Ed Dodson responding...
I wrote:.

>In Britain, factory owners imported labor from Ireland to prevent labor from
>effectively organizing and to keep wages down to subsistence levels.

David Friedman asks:
What dates are you thinking of? As best I recall from Ashton, real
wages were rising from about 1840 on. Checking the _Atlas of World
Population History_, the population of England and Wales rose from
about 1400 on, with the increase becoming much steeper starting about
1750-1800, which seems inconsistent with "subsistence wages." Roughly
the same thing is true of the graph for the British Isles as a whole,
so it isn't just a matter of moving people from Ireland to England.
Ed here:
An interesting historical study of the early 19th century is contained in the *The Reason Why* written by Cecil-Woodham Smith around 1950-52. This story details how England's military adventures in the Crimea were financed (to a considerable extent) by rackrents charged Irish tenant farmers. Few could pay the rents and were expelled from their plots of land. Many perished, many others migrated, in large numbers to the factories of England. Their arrival drove down wages in the factories to subsistence level. Rising unemployment and worsening conditions sent large numbers of English, Scot and Welsh (as well as Irish) to the Americas, to Australia, to South Africa and to New Zealand. Smith's book also presents what might be described as a worst-case direct correlation between impoverishment and population growth. High infant mortality, the lack of opportunity for education or employment, short life expectancy -- all contribute to poor families being large even after the benefit of a large family disappeared with the enclosures and transition from subsistence to commercial (sheep and cattle) agriculture.

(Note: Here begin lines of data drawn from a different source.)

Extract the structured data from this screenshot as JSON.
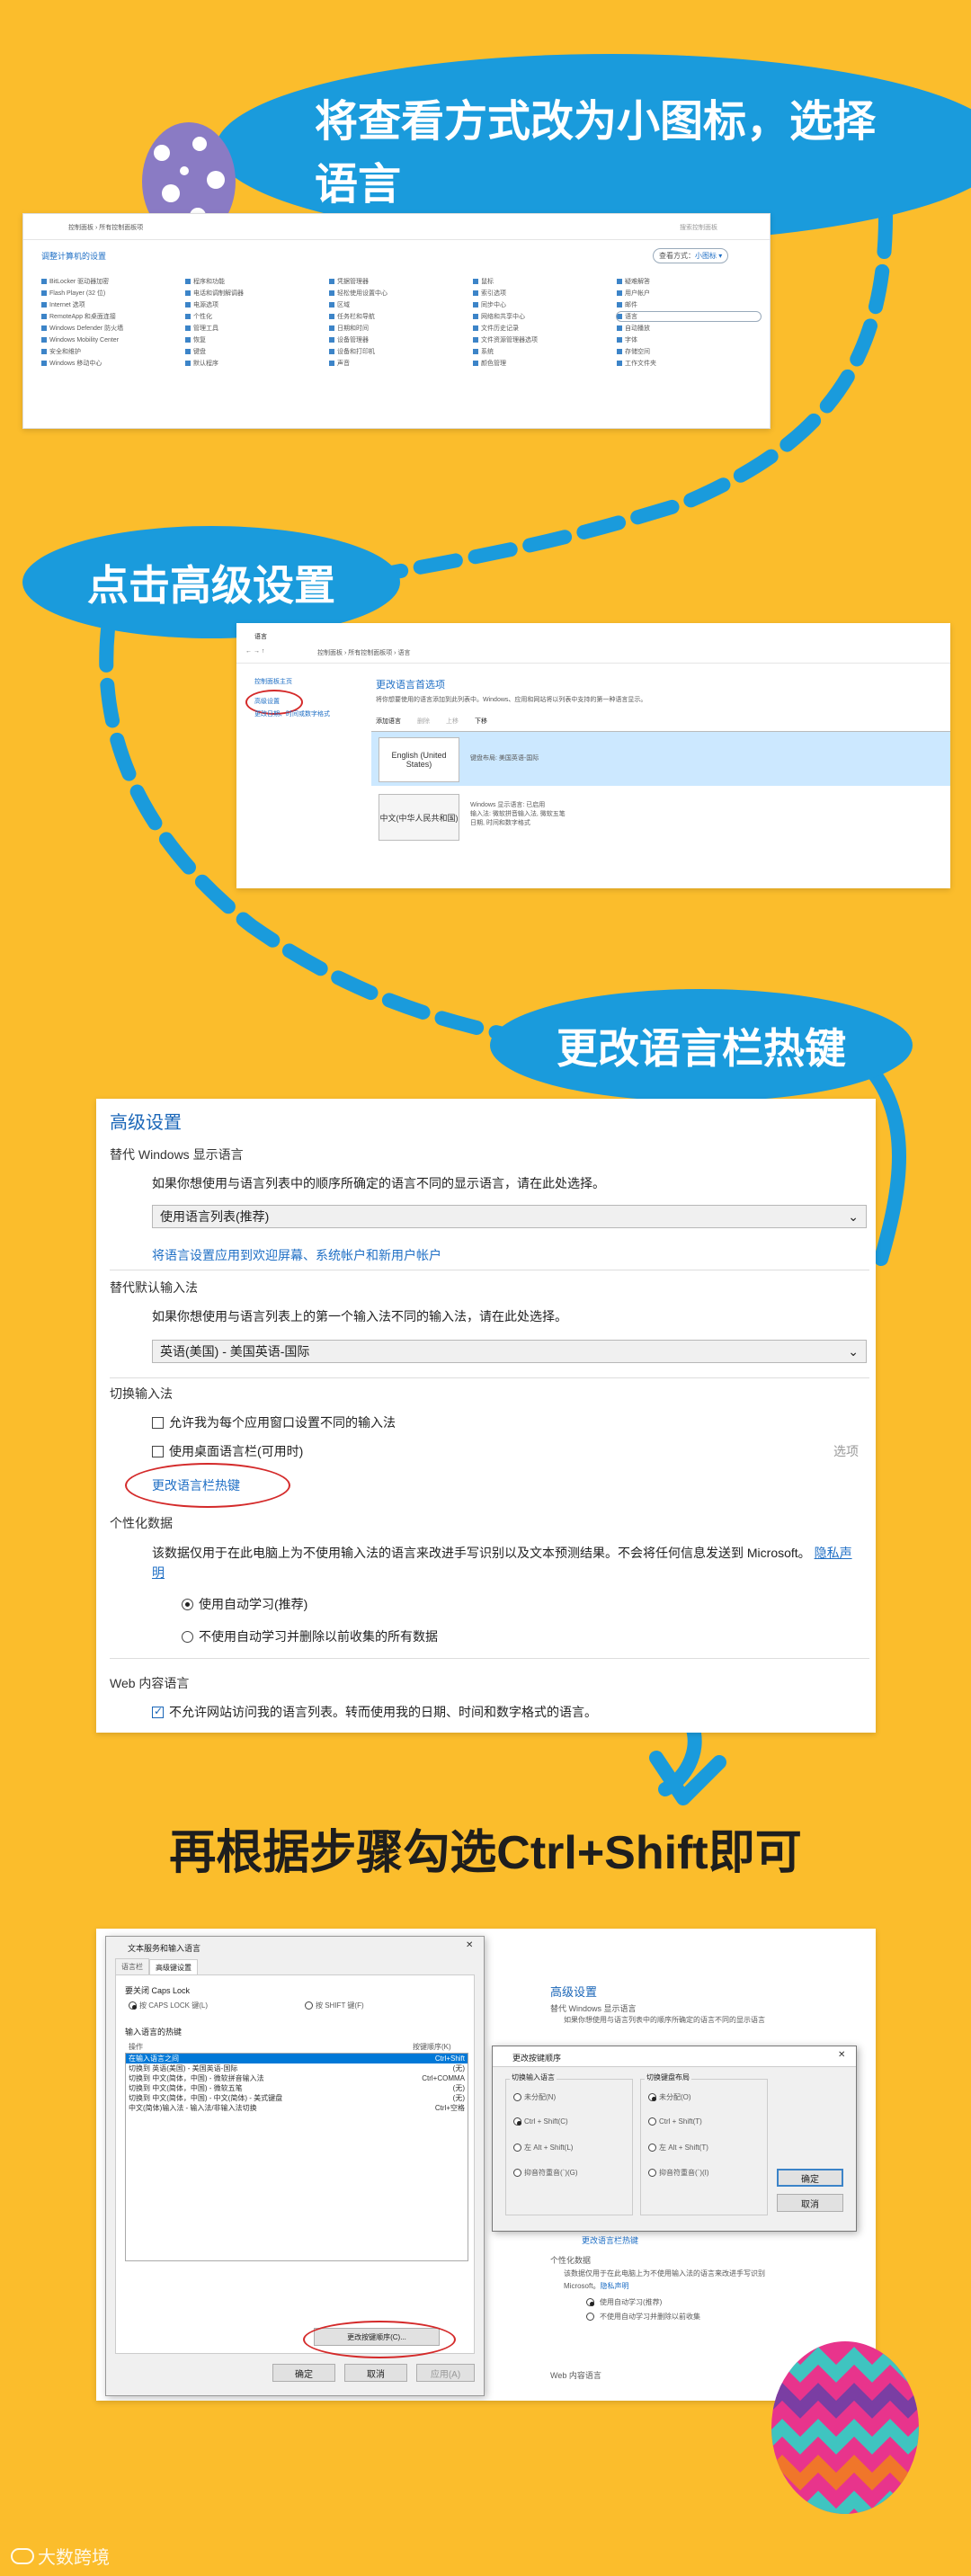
{
  "step1": {
    "title": "将查看方式改为小图标，选择语言",
    "cp": {
      "path": "控制面板 › 所有控制面板项",
      "search": "搜索控制面板",
      "heading": "调整计算机的设置",
      "view_label": "查看方式：",
      "view_value": "小图标 ▾",
      "items": [
        "BitLocker 驱动器加密",
        "Flash Player (32 位)",
        "Internet 选项",
        "RemoteApp 和桌面连接",
        "Windows Defender 防火墙",
        "Windows Mobility Center",
        "安全和维护",
        "Windows 移动中心",
        "程序和功能",
        "电话和调制解调器",
        "电源选项",
        "个性化",
        "管理工具",
        "恢复",
        "键盘",
        "默认程序",
        "凭据管理器",
        "轻松使用设置中心",
        "区域",
        "任务栏和导航",
        "日期和时间",
        "设备管理器",
        "设备和打印机",
        "声音",
        "鼠标",
        "索引选项",
        "同步中心",
        "网络和共享中心",
        "文件历史记录",
        "文件资源管理器选项",
        "系统",
        "颜色管理",
        "疑难解答",
        "用户帐户",
        "邮件",
        "语言",
        "自动播放",
        "字体",
        "存储空间",
        "工作文件夹"
      ],
      "selected_item": "语言"
    }
  },
  "step2": {
    "title": "点击高级设置",
    "lang": {
      "window_title": "语言",
      "path": "控制面板 › 所有控制面板项 › 语言",
      "side_home": "控制面板主页",
      "side_advanced": "高级设置",
      "side_datetime": "更改日期、时间或数字格式",
      "heading": "更改语言首选项",
      "desc": "将你想要使用的语言添加到此列表中。Windows、应用和网站将以列表中支持的第一种语言显示。",
      "toolbar": [
        "添加语言",
        "删除",
        "上移",
        "下移"
      ],
      "languages": [
        {
          "name": "English (United States)",
          "detail": "键盘布局: 美国英语-国际"
        },
        {
          "name": "中文(中华人民共和国)",
          "detail": "Windows 显示语言: 已启用\n输入法: 微软拼音输入法, 微软五笔\n日期, 时间和数字格式"
        }
      ]
    }
  },
  "step3": {
    "title": "更改语言栏热键",
    "adv": {
      "heading": "高级设置",
      "s1_title": "替代 Windows 显示语言",
      "s1_desc": "如果你想使用与语言列表中的顺序所确定的语言不同的显示语言，请在此处选择。",
      "s1_select": "使用语言列表(推荐)",
      "s1_link": "将语言设置应用到欢迎屏幕、系统帐户和新用户帐户",
      "s2_title": "替代默认输入法",
      "s2_desc": "如果你想使用与语言列表上的第一个输入法不同的输入法，请在此处选择。",
      "s2_select": "英语(美国) - 美国英语-国际",
      "s3_title": "切换输入法",
      "s3_opt1": "允许我为每个应用窗口设置不同的输入法",
      "s3_opt2": "使用桌面语言栏(可用时)",
      "s3_options": "选项",
      "s3_link": "更改语言栏热键",
      "s4_title": "个性化数据",
      "s4_desc": "该数据仅用于在此电脑上为不使用输入法的语言来改进手写识别以及文本预测结果。不会将任何信息发送到 Microsoft。",
      "s4_privacy": "隐私声明",
      "s4_radio1": "使用自动学习(推荐)",
      "s4_radio2": "不使用自动学习并删除以前收集的所有数据",
      "s5_title": "Web 内容语言",
      "s5_opt": "不允许网站访问我的语言列表。转而使用我的日期、时间和数字格式的语言。"
    }
  },
  "step4": {
    "title": "再根据步骤勾选Ctrl+Shift即可",
    "dialog": {
      "title": "文本服务和输入语言",
      "tabs": [
        "语言栏",
        "高级键设置"
      ],
      "capslock_title": "要关闭 Caps Lock",
      "capslock_opt1": "按 CAPS LOCK 键(L)",
      "capslock_opt2": "按 SHIFT 键(F)",
      "hotkey_title": "输入语言的热键",
      "col_action": "操作",
      "col_key": "按键顺序(K)",
      "rows": [
        {
          "action": "在输入语言之间",
          "key": "Ctrl+Shift"
        },
        {
          "action": "切换到 英语(美国) - 美国英语-国际",
          "key": "(无)"
        },
        {
          "action": "切换到 中文(简体，中国) - 微软拼音输入法",
          "key": "Ctrl+COMMA"
        },
        {
          "action": "切换到 中文(简体，中国) - 微软五笔",
          "key": "(无)"
        },
        {
          "action": "切换到 中文(简体，中国) - 中文(简体) - 美式键盘",
          "key": "(无)"
        },
        {
          "action": "中文(简体)输入法 - 输入法/非输入法切换",
          "key": "Ctrl+空格"
        }
      ],
      "change_btn": "更改按键顺序(C)...",
      "ok": "确定",
      "cancel": "取消",
      "apply": "应用(A)"
    },
    "popup": {
      "title": "更改按键顺序",
      "col1_title": "切换输入语言",
      "col1_opts": [
        "未分配(N)",
        "Ctrl + Shift(C)",
        "左 Alt + Shift(L)",
        "抑音符重音(`)(G)"
      ],
      "col1_selected": 1,
      "col2_title": "切换键盘布局",
      "col2_opts": [
        "未分配(O)",
        "Ctrl + Shift(T)",
        "左 Alt + Shift(T)",
        "抑音符重音(`)(I)"
      ],
      "col2_selected": 0,
      "ok": "确定",
      "cancel": "取消"
    },
    "bg": {
      "heading": "高级设置",
      "line1": "替代 Windows 显示语言",
      "line2": "如果你想使用与语言列表中的顺序所确定的语言不同的显示语言",
      "link": "更改语言栏热键",
      "pers": "个性化数据",
      "pers_desc": "该数据仅用于在此电脑上为不使用输入法的语言来改进手写识别",
      "ms": "Microsoft。",
      "privacy": "隐私声明",
      "r1": "使用自动学习(推荐)",
      "r2": "不使用自动学习并删除以前收集",
      "web": "Web 内容语言"
    }
  },
  "watermark": "大数跨境",
  "colors": {
    "background": "#fbbd2c",
    "bubble": "#1a9bdc",
    "link": "#1f6fc5",
    "circle": "#d42a2a"
  }
}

England inadvertently ran its colonial empire a bit more prudently than did the French, Spanish or Portuguese. England exported people to, in effect, recreate smaller versions of English communities. In North America, the period up to the late 1750s was called by historian Charles Andrews, the era of "salutary neglect," ending because of the huge debt incurred during the Seven Years War (i.e., the French and Indian War). The landed aristocracy and financiers of England were not about to tax themselves to pay off this debt and so decided their lesser counterparts in the Americas ought to bare the burden. You know what happened after that.

Mr. Kasbekar asked:

>  > Also, a question: How vital was the economic exploitation of its colonies
>>  (esp. India) to the growth and development of British capitalism? Some
>>  people seem to believe it was extremely vital. Some that the British economy
>>  was already well-developed by the time the exploitation took effect.
>
>I responded:
>The question is, "vital to whom?" The costs of maintaining an imperial empire
>are clearly far greater than any aggregate financial gains that accrue to the
>general citizenry. The financial benefits are attached to monopoly licenses
>granted by government to certain individuals or entities.


David Friedman responds:

 
I don't know about "clearly." There's no a priori reason why robbery
can't be profitable.

I remember hearing a talk a very long time ago by someone who had
tried to estimate the costs and benefits to Britain (meaning, I
think, everyone in Britain) of the empire, and concluded that on net
it cost more than it was worth. But I'm afraid I don't remember who
gave the talk, let alone whether the work was published and where.


Ed Dodson here:

There are a number of excellent sources for the details, from Adam Smith in *The Wealth of Nations* to Ferdinand Lott's description of the fall of the Roman empire, to Will and Ariel Durant's detailed studies. If we put the various empire-building countries on a scale of 0-10, with 10 being the worst in terms of laws that transferred the costs of empire to those who benefitted least, perhaps England would appear somewhere in the 4-5 range, while Spain and Portugal would appear at 9-10. The Spanish people, during Spain's empire-building era, suffered from very heavy taxation (remember that neigher Spain's aristocracy nor the Church were taxed to pay for the adventures of its monarchy). And, the treasure brought from the New World had to be exchanged, in part, for food and other basic goods the heavily-taxed Spanish could not produce for themselves.